Religion
- Affiliation: Sunni Islam

Location
- Location: 192 Telok Ayer Street Singapore 068635
- Country: Singapore
- Coordinates: 1°16′49″N 103°50′50″E﻿ / ﻿1.2802922°N 103.8473097°E

Architecture
- Type: Mosque
- Style: Indo-Islamic architecture
- Founder: Hadjee Puckery Mohamed Khatib bin Shaik Mydin
- Established: 1827
- Completed: 1910 (Reconstructed 2003)

National monument of Singapore
- Designated: 19 November 1974; 51 years ago
- Reference no.: 10

= Masjid Al-Abrar =

Historic mosque in Chinatown, Singapore

The Al-Abrar Mosque (Malay: Masjid Al-Abrar; Jawi: مسجد الأبرار) is a historic mosque located along Telok Ayer Street in Chinatown, Singapore. It was built in 1827 by Indian Muslim immigrants and later gazetted as a national monument of Singapore in 1974. It is one of two Islamic heritage sites along Telok Ayer Street, the other being the Nagore Durgha.

== Etymology ==
The mosque is known as Masjid Al-Abrar, with "Al-Abrar" being an Arabic word that refers to people of righteousness and piety, as well as being the plural form of the word "Barr" which refers to piety itself. In the Tamil language, the mosque is known as the Kūchu Paḷḷi, which literally means "hut mosque."

== History ==
In 1827, Tamil immigrants from South India, known as the Chulias, built the Al-Abrar Mosque along Telok Ayer Street on land that was endowed under waqf by an Indian Muslim merchant named Hadjee Puckery Mohamed Khatib bin Shaik Mydin. The structure took the form of a wattle-and-daub hut and was later replaced by a brick mosque that was built between 1850 and 1855. It was one of two mosques in the area established by the Chulias, the other being the Jamae Mosque along South Bridge Road that was completed in the 1830s. After the independence of Singapore, both mosques fell under the purview of the Majlis Ugama Islam Singapura (MUIS).

A religious celebration held inside the mosque.
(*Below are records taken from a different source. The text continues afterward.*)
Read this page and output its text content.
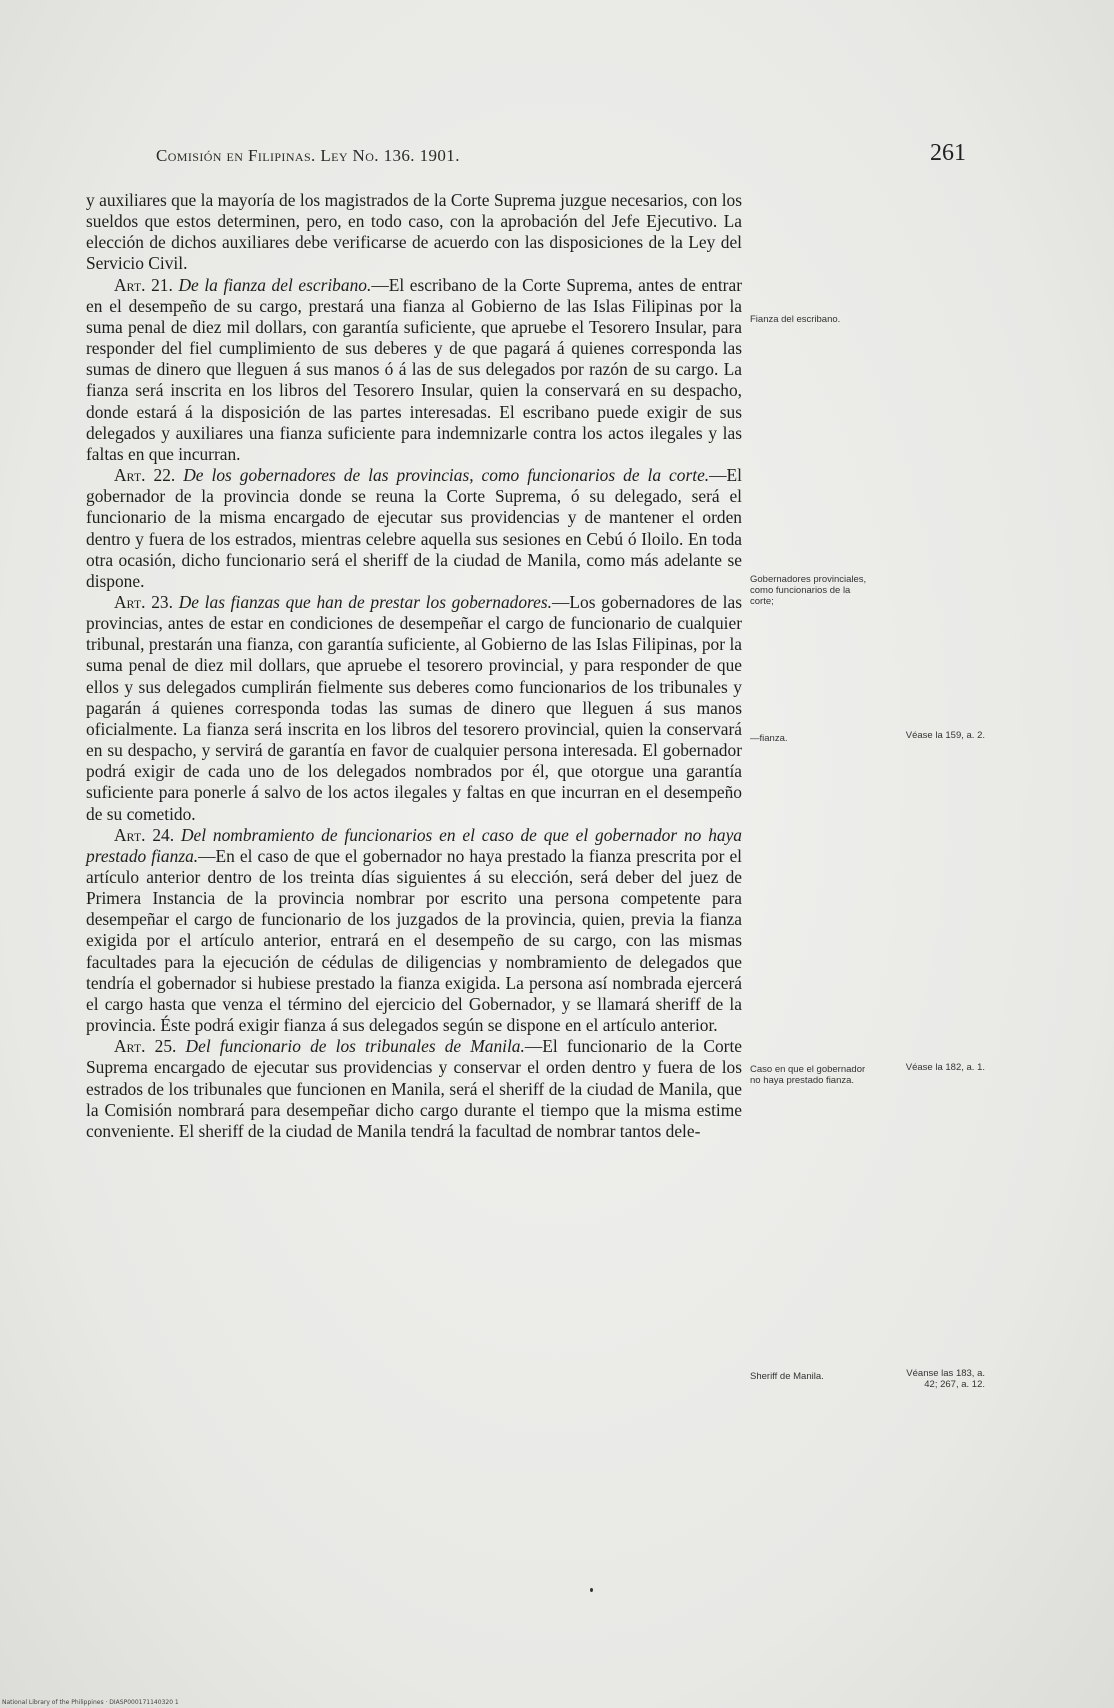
Comisión en Filipinas. Ley No. 136. 1901.	261

y auxiliares que la mayoría de los magistrados de la Corte Suprema juzgue necesarios, con los sueldos que estos determinen, pero, en todo caso, con la aprobación del Jefe Ejecutivo. La elección de dichos auxiliares debe verificarse de acuerdo con las disposiciones de la Ley del Servicio Civil.

Art. 21. De la fianza del escribano.—El escribano de la Corte Suprema, antes de entrar en el desempeño de su cargo, prestará una fianza al Gobierno de las Islas Filipinas por la suma penal de diez mil dollars, con garantía suficiente, que apruebe el Tesorero Insular, para responder del fiel cumplimiento de sus deberes y de que pagará á quienes corresponda las sumas de dinero que lleguen á sus manos ó á las de sus delegados por razón de su cargo. La fianza será inscrita en los libros del Tesorero Insular, quien la conservará en su despacho, donde estará á la disposición de las partes interesadas. El escribano puede exigir de sus delegados y auxiliares una fianza suficiente para indemnizarle contra los actos ilegales y las faltas en que incurran.

Art. 22. De los gobernadores de las provincias, como funcionarios de la corte.—El gobernador de la provincia donde se reuna la Corte Suprema, ó su delegado, será el funcionario de la misma encargado de ejecutar sus providencias y de mantener el orden dentro y fuera de los estrados, mientras celebre aquella sus sesiones en Cebú ó Iloilo. En toda otra ocasión, dicho funcionario será el sheriff de la ciudad de Manila, como más adelante se dispone.

Art. 23. De las fianzas que han de prestar los gobernadores.—Los gobernadores de las provincias, antes de estar en condiciones de desempeñar el cargo de funcionario de cualquier tribunal, prestarán una fianza, con garantía suficiente, al Gobierno de las Islas Filipinas, por la suma penal de diez mil dollars, que apruebe el tesorero provincial, y para responder de que ellos y sus delegados cumplirán fielmente sus deberes como funcionarios de los tribunales y pagarán á quienes corresponda todas las sumas de dinero que lleguen á sus manos oficialmente. La fianza será inscrita en los libros del tesorero provincial, quien la conservará en su despacho, y servirá de garantía en favor de cualquier persona interesada. El gobernador podrá exigir de cada uno de los delegados nombrados por él, que otorgue una garantía suficiente para ponerle á salvo de los actos ilegales y faltas en que incurran en el desempeño de su cometido.

Art. 24. Del nombramiento de funcionarios en el caso de que el gobernador no haya prestado fianza.—En el caso de que el gobernador no haya prestado la fianza prescrita por el artículo anterior dentro de los treinta días siguientes á su elección, será deber del juez de Primera Instancia de la provincia nombrar por escrito una persona competente para desempeñar el cargo de funcionario de los juzgados de la provincia, quien, previa la fianza exigida por el artículo anterior, entrará en el desempeño de su cargo, con las mismas facultades para la ejecución de cédulas de diligencias y nombramiento de delegados que tendría el gobernador si hubiese prestado la fianza exigida. La persona así nombrada ejercerá el cargo hasta que venza el término del ejercicio del Gobernador, y se llamará sheriff de la provincia. Éste podrá exigir fianza á sus delegados según se dispone en el artículo anterior.

Art. 25. Del funcionario de los tribunales de Manila.—El funcionario de la Corte Suprema encargado de ejecutar sus providencias y conservar el orden dentro y fuera de los estrados de los tribunales que funcionen en Manila, será el sheriff de la ciudad de Manila, que la Comisión nombrará para desempeñar dicho cargo durante el tiempo que la misma estime conveniente. El sheriff de la ciudad de Manila tendrá la facultad de nombrar tantos dele-

Fianza del escribano.
Gobernadores provinciales, como funcionarios de la corte;
—fianza.
Caso en que el gobernador no haya prestado fianza.
Sheriff de Manila.
Véase la 159, a. 2.
Véase la 182, a. 1.
Véanse las 183, a. 42; 267, a. 12.
National Library of the Philippines · DIASP000171140320 1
The Al-Abrar Mosque was gazetted as the tenth national monument of Singapore on 19 November 1974. Haji Mohamed Yusoff, a secretary of the mosque's committee, rebuilt the mosque into a larger two-storey structure in 1986 that was able to accommodate nine hundred worshippers. Then in 1996, the mosque acquired a neighbouring two-storey shophouse which was converted into an extension of the main mosque building.

== Architecture ==
The design of the building is based on Indo-Islamic architecture with two tall minarets at the front.

The building was built along a row of shophouses, and the frontage incorporated a five-foot way (1.524 m) that connects the walkway of the other shophouses.

== Transportation ==
As is the case with the other national monuments along the same street, the Al-Abrar Mosque is within walking distance from the Telok Ayer MRT station on the Downtown Line.